I want to impress on you both the intensity and the grandeur of this vision...and I have quite forgotten to tell any jokes...

Another frequent mistake is the equation of Salvador Dali with Surrealism. Dali was indeed involved with Surrealism for a few years, made a significant contribution, but increasingly promoted himself as the surrealist, to the expense of other surrealists and the movement itself while slipping to the far right to the extent that he praised Franco. André Breton famously made an anagram of his name, Avida Dollars. Perhaps I should devote an article to Dali, explaining fully why I dislike him and his work, but really I think it is enough to just say that he was a fascist and a racist who prostituted his undoubted talent and made a great many shitty paintings with immaculate technique. What do they say? Fuck that guy!

Another thing I might as well deal with now is the "last/lost surrealist syndrome". I have seen this for as long as I can remember, well, as far back as the 70s anyway. In that instance it was  André Masson who was described in a newspaper article as the last surrealist, despite the fact that there were a great many older surrealists still going. I have seen it trotted out frequently since then.

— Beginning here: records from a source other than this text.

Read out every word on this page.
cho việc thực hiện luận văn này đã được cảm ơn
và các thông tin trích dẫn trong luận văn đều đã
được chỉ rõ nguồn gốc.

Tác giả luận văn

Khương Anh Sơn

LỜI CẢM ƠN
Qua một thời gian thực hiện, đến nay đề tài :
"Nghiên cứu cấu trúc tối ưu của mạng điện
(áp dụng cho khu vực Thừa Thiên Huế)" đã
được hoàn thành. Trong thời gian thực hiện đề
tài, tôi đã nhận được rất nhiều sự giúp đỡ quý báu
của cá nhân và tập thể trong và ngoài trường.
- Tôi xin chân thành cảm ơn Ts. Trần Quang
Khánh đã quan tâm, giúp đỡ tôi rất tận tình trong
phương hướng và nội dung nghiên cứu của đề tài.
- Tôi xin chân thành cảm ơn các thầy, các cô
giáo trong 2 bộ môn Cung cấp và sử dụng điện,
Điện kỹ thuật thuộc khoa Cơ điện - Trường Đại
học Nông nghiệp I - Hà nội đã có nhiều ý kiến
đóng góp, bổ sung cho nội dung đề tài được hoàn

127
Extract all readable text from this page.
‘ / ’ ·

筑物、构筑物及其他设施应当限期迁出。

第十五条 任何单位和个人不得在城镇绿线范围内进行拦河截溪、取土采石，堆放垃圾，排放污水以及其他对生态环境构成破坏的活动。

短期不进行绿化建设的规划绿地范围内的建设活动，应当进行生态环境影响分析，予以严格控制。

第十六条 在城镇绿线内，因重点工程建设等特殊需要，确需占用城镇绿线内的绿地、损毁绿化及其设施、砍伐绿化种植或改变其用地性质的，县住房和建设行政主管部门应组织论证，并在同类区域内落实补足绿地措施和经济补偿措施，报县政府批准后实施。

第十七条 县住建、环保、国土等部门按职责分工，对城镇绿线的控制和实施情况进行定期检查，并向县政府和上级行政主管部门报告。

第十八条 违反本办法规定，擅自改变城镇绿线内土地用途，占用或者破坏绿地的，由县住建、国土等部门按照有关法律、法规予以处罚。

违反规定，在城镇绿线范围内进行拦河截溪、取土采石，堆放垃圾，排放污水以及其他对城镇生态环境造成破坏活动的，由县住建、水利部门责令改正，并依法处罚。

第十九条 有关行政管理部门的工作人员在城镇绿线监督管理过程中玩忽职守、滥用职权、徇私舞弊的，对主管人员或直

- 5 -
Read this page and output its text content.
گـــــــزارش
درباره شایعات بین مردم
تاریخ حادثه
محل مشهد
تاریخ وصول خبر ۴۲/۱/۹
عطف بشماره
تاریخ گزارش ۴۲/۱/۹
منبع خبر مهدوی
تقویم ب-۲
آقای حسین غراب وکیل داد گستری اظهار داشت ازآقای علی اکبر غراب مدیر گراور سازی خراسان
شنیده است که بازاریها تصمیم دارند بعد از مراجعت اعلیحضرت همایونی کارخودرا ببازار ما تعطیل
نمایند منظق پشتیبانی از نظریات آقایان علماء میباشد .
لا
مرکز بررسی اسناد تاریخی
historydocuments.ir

I noticed that there will be an event at Tate Modern devoted to Leonora Carrington "England's Lost Surrealist." Who lost her exactly? I remember a splendid retrospective exhibition at the Serpentine Gallery back in 1990, I think it was. Virago published most, if not all, of her writings, and they were pretty popular. She'd had a considerable following for several years before that, in part due to Whitney Chadwick's "Women Artists and the Surrealist Movement", a rather wretched book in many ways, but at least important for bringing a number of women artists to the public's attention. Leonora had, it has to be said, been very well known to surrealists for many years, but as establishment views were that surrealists were obsolete, various important surrealists had to be made profitable before they could be given publicity. So, over the years, a number of really quite wonderful women surrealists have been 'discovered'. A few works, like Amy Hale's book on Ithell Colquhoun, are real treasures, many less so.

If we are to have a sort of award for works presenting women surrealists, it must go the Penelope Rosemont's epic Women Surrealists, which accounts for, I think, over 100, and attempts to give some context to writers, painters, thinkers and activists. I'm not sure it is wholly successful, but it is a hugely ambitious book and could never be wholly successful. It is, however, wholly necessary for anybody who wants a compendious account of women in the surrealist movement. It counteracts the misleading impressions of Chadwick's volume, and that is a good start.


Here it is, now, if you don't already have a copy, you need to hunt it down  and acquire it before making any comments about women and Surrealism...I mean, read it, don't just buy it, right?